Web teknolojileri giderek sanal sosyallik gibi ironi yüklü kavramların aslında yaşamımıza nasıl nüfus ettiği ve bizleri yavaş yavaş nasıl bir entegrasyon sürecine soktuğunu görüyoruz. Bu entegrasyon sürecinde web 3.0’dan web 4.0’a geçerken belirgin özellikler taşıyan ve bu iki web bağlantısı arasındaki farkı ortaya koyan temel fark duygu ve hislerimizin kontrolünü sağladıktan sonra çift yönlü enformasyona tek taraflı bir şekilde yönlendirmeyi ve yönetmeyi ele alan, bunu da melankolik bir anlatım tarzıyla topluma yansıtmayı hedefler.

Web 2.0 tabanlı teknolojide sanal oluşumlar hız kazanmış ve hiyerarşik örgütlenmeler dahil birçok toplumsal konumlanmada ağ toplumuna dönüşüm gözle görülür derecede katman katman yayıldı. Tamamı yeni medya ortamlarında gelişen hayat ortaklıkları, bizlere yeni yaşam biçimleri sunmakta ve kişilerarası iletişimden, eğitim süreçlerinin belirlenmesine kadar birçok sahada pratikler sunmaktadır.

Temel ihtiyaçlarımız dışında internetin web 4.0 tabanın gündelik yaşamın her alanına dahil olmasıyla birlikte sanal gerçekliğin, duygusal bakışın ve düşünüşün bir hissiyat edişine dokunmaksızın; belki de koklamadan sadece teknolojik esintiyle duygularımız esir alacağı ve kendi benliğimizi hafifletme çabaları gibi sonuçlar doğuracağı kanaatini taşır.
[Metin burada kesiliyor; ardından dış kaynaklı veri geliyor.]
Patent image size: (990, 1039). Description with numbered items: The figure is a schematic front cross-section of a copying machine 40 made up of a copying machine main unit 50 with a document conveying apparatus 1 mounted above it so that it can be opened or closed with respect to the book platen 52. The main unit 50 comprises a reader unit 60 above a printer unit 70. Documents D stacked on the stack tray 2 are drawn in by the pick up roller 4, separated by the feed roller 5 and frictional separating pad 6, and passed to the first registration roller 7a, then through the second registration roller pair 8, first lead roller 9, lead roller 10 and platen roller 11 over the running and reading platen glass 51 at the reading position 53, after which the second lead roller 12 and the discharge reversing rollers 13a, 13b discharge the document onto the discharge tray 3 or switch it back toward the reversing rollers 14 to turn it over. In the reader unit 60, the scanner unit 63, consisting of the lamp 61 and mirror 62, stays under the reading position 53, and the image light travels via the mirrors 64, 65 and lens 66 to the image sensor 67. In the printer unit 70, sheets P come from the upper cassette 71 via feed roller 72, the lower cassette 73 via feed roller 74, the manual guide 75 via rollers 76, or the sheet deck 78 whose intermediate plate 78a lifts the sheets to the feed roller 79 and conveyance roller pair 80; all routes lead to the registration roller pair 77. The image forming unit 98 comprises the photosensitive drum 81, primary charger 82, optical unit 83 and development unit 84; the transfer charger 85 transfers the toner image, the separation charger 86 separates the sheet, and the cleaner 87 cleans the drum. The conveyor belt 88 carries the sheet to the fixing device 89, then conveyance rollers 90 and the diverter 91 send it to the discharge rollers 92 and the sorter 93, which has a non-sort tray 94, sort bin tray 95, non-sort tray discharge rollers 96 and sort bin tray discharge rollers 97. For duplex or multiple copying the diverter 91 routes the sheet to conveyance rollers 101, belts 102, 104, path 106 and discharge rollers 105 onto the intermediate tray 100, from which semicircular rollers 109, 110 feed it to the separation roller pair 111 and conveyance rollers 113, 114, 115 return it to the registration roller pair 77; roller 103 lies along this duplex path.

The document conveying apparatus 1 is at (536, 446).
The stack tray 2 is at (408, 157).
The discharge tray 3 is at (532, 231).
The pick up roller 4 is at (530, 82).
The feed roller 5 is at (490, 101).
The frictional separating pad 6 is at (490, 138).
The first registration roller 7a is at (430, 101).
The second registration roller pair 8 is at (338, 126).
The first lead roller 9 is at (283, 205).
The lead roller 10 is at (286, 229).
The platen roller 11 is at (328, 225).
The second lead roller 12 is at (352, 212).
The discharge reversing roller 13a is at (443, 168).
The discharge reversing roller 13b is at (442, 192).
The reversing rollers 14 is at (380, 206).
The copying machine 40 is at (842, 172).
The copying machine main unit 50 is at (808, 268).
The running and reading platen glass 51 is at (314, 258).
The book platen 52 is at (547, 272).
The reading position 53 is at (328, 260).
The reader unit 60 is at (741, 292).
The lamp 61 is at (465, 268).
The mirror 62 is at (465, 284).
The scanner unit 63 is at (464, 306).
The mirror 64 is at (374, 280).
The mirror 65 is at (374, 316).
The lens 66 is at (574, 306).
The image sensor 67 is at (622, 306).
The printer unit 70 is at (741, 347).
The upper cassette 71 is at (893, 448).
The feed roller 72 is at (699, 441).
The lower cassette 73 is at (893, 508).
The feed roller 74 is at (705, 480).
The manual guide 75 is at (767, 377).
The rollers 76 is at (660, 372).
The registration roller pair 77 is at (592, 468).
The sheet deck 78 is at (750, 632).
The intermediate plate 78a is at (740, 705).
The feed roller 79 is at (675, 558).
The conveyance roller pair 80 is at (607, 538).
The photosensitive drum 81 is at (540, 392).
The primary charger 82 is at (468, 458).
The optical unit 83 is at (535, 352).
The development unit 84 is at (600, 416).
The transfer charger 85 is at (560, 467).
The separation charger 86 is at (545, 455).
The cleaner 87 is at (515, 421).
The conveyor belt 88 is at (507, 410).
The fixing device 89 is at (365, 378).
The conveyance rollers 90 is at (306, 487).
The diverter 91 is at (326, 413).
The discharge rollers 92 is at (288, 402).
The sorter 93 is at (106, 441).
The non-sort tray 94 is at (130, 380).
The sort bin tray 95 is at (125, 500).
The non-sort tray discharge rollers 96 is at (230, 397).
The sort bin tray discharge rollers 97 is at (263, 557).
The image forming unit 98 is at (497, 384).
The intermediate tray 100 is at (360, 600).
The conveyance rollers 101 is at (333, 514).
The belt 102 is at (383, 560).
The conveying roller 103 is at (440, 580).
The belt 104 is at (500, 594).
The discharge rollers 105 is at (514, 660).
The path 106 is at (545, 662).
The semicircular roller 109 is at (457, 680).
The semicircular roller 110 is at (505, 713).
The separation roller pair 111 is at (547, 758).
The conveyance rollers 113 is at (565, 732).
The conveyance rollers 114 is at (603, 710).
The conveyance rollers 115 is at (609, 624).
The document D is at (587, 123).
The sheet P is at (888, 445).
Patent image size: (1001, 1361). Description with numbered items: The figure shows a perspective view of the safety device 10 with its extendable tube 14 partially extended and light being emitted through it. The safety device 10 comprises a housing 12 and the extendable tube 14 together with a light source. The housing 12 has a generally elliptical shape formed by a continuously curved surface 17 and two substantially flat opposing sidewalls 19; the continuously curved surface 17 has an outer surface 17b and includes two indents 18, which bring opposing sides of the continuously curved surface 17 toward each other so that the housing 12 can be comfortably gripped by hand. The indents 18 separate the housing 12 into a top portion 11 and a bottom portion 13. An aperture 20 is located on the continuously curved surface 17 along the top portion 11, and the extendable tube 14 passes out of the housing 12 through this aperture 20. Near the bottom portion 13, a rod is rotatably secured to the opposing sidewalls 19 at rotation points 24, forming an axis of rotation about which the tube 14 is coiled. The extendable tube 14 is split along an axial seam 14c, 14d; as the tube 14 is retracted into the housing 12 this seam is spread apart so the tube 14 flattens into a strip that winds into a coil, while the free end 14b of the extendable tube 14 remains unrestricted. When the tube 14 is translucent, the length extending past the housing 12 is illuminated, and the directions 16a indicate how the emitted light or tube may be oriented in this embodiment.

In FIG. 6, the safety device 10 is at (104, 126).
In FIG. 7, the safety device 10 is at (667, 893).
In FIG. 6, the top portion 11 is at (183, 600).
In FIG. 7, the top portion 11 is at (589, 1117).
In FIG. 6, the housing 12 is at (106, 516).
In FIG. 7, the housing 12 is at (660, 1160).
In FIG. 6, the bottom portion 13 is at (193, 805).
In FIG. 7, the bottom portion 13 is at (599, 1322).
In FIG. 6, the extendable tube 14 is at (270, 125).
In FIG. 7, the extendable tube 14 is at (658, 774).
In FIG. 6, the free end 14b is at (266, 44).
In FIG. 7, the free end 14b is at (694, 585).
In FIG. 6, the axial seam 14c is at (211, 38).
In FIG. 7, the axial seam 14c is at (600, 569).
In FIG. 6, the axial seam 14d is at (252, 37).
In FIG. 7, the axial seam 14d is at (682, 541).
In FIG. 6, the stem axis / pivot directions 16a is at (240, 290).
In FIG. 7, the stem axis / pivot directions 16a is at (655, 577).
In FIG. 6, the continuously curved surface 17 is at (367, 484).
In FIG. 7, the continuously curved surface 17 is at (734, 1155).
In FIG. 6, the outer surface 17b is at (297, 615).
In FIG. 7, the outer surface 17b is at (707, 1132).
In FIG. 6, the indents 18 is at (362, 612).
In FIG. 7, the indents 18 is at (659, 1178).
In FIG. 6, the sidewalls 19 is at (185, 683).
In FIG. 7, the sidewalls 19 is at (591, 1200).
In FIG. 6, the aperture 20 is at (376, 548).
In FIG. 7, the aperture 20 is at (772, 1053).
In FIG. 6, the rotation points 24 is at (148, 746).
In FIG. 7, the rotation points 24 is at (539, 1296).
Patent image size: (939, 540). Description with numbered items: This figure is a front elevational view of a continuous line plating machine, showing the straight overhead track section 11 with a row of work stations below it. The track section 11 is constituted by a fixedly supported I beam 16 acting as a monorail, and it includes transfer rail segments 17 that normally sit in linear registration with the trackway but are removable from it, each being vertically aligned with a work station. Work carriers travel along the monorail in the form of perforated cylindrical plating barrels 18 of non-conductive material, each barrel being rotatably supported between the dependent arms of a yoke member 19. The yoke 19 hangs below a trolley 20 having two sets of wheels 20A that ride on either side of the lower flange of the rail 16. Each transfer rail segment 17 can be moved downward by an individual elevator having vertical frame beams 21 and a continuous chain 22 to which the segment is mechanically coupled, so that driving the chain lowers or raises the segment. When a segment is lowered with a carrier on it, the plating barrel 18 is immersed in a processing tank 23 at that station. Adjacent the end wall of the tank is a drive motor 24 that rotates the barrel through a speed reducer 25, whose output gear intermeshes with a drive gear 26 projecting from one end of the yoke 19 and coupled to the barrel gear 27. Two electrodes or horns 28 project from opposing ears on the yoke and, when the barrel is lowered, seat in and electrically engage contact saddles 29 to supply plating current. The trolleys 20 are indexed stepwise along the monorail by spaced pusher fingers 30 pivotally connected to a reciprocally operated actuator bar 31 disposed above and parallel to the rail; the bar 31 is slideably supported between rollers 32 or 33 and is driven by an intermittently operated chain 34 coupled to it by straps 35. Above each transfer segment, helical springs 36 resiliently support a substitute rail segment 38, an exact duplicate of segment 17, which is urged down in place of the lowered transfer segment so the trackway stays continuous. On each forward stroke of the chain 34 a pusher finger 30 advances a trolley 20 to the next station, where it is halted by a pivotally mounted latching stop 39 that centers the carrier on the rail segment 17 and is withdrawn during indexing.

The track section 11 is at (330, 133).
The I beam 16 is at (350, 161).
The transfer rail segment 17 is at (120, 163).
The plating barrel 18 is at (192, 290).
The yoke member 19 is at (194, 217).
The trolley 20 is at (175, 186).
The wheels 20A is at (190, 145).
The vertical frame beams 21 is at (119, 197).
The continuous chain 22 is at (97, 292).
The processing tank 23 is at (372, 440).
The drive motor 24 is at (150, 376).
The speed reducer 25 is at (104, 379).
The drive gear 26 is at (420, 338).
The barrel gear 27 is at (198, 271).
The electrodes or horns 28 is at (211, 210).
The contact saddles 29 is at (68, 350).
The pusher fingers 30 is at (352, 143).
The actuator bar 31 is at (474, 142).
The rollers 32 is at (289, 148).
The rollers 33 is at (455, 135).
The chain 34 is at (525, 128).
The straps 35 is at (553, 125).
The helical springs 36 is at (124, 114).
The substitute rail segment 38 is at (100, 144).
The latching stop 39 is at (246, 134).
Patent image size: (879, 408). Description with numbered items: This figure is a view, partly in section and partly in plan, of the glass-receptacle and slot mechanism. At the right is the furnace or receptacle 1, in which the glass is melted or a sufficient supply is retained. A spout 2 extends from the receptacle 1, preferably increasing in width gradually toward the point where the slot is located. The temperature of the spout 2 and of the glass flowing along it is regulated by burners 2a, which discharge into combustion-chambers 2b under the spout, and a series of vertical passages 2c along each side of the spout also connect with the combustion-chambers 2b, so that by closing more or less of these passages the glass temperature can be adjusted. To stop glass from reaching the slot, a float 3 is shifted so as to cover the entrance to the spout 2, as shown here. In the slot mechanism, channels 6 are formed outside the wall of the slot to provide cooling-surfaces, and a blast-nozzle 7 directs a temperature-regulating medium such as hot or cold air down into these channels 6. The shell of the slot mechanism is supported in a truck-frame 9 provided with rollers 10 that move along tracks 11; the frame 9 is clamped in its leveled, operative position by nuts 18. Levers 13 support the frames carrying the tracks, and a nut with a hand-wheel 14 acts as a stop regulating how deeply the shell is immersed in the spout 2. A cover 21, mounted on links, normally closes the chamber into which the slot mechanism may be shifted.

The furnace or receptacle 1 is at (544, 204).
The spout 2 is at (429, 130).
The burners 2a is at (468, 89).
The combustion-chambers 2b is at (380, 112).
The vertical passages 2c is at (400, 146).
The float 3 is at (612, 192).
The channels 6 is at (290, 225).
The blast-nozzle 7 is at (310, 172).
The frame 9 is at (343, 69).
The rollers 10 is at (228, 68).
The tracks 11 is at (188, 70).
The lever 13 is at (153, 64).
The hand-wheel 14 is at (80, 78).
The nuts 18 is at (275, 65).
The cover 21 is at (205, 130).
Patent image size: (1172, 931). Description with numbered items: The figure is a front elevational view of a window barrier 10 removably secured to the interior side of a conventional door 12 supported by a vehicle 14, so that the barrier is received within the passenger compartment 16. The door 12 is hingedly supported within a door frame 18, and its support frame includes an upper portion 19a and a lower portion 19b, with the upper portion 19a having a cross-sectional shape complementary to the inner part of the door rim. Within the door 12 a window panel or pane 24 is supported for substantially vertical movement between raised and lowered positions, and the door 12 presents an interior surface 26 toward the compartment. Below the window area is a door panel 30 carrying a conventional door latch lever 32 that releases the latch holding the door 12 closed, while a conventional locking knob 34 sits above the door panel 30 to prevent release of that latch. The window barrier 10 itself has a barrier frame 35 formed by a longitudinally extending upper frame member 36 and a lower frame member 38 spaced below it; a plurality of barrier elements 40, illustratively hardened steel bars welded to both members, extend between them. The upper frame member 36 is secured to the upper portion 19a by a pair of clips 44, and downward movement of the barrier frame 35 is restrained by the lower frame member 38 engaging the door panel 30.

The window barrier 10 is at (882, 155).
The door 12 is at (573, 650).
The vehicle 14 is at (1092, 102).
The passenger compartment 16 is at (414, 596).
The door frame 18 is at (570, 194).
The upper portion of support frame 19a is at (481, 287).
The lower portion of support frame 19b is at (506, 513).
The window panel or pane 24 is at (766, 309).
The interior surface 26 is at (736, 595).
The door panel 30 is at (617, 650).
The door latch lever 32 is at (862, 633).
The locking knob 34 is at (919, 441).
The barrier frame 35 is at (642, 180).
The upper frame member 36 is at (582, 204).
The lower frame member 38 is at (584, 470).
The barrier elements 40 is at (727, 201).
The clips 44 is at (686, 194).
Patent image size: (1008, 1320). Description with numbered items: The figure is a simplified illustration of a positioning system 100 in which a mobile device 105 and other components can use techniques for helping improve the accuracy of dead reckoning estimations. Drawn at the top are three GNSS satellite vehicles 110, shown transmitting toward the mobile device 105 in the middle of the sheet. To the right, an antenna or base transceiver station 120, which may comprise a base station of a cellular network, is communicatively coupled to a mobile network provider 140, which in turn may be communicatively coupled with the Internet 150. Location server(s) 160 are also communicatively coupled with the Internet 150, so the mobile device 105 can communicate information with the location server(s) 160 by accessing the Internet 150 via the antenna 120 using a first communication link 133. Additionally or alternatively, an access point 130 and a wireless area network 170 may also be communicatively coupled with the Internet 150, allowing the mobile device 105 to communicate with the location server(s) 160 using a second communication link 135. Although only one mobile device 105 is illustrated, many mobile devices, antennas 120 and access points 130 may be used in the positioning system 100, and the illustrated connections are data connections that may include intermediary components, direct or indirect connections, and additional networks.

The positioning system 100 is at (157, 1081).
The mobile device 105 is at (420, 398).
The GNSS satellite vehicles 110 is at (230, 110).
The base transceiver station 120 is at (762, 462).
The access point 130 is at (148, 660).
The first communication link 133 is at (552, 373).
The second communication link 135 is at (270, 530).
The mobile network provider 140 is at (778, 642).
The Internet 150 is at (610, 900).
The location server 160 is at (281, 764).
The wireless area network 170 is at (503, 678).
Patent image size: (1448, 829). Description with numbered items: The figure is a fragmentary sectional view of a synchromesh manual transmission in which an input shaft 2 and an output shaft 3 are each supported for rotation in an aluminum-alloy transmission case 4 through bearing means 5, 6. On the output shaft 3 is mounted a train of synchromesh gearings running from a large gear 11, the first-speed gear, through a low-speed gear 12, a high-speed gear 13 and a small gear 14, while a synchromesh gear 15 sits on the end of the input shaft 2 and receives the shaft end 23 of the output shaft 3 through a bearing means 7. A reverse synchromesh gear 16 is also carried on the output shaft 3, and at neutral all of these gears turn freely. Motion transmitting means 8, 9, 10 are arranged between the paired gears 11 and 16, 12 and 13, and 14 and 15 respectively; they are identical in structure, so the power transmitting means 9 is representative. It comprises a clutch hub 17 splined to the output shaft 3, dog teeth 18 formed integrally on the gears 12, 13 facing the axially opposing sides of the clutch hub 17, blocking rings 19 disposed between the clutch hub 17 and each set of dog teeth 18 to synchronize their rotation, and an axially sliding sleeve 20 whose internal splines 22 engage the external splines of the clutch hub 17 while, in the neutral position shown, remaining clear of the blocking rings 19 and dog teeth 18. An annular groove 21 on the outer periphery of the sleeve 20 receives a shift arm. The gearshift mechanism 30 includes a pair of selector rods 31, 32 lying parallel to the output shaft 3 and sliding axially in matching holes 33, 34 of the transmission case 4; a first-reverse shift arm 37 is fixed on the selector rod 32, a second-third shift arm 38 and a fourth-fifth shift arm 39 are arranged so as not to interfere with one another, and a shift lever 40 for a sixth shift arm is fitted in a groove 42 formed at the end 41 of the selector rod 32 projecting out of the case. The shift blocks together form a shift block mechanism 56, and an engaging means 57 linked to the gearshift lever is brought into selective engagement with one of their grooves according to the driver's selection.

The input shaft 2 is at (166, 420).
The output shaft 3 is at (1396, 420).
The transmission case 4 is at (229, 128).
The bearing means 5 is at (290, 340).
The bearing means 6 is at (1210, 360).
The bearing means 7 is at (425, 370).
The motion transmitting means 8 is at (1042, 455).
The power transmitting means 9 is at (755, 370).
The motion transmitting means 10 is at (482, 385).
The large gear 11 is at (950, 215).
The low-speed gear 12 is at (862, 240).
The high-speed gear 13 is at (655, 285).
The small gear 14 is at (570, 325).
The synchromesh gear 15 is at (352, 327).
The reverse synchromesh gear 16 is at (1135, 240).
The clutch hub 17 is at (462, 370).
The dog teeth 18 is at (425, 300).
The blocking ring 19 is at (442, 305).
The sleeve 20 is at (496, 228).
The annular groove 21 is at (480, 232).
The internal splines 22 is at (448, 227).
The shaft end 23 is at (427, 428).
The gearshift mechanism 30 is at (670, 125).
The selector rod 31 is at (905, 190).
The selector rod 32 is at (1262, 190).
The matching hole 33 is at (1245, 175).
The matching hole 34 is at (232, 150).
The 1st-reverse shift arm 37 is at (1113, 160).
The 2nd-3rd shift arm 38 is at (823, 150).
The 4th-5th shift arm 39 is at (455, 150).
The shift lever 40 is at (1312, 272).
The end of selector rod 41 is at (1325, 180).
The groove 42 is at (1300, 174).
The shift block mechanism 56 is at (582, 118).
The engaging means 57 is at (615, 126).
Bizlere (topluma anı yaşatmaktansa o anının hazzını bize vermeyi seçenekmiş gibi sunup yaratmaya çalışan bir tabana geçişin aşamalarını ince dokunuşlarla ve pembe yönleriyle) vermeye çalışıyor.

Web 4.0’ı kullanan ana karakterlerin bu teknolojiye geçmekte zorlanmadığı ancak geleneksel tabanlı teknoloji ile (web 1.0 – web 2.0 – web 3.0 ) beslenip büyüdüğü için, geleneksel kalıplarla düşünüp hareket ettiğinden bu geçiş aşaması uyum süreciyle alakalı olmayıp; yeniyi eski değerlerle düşünmenin yanlışlığını, yeninin söylenmesi, yenide artı değer olarak algılandırmaya çalışılmış temel değer olarak konumlandırıldı.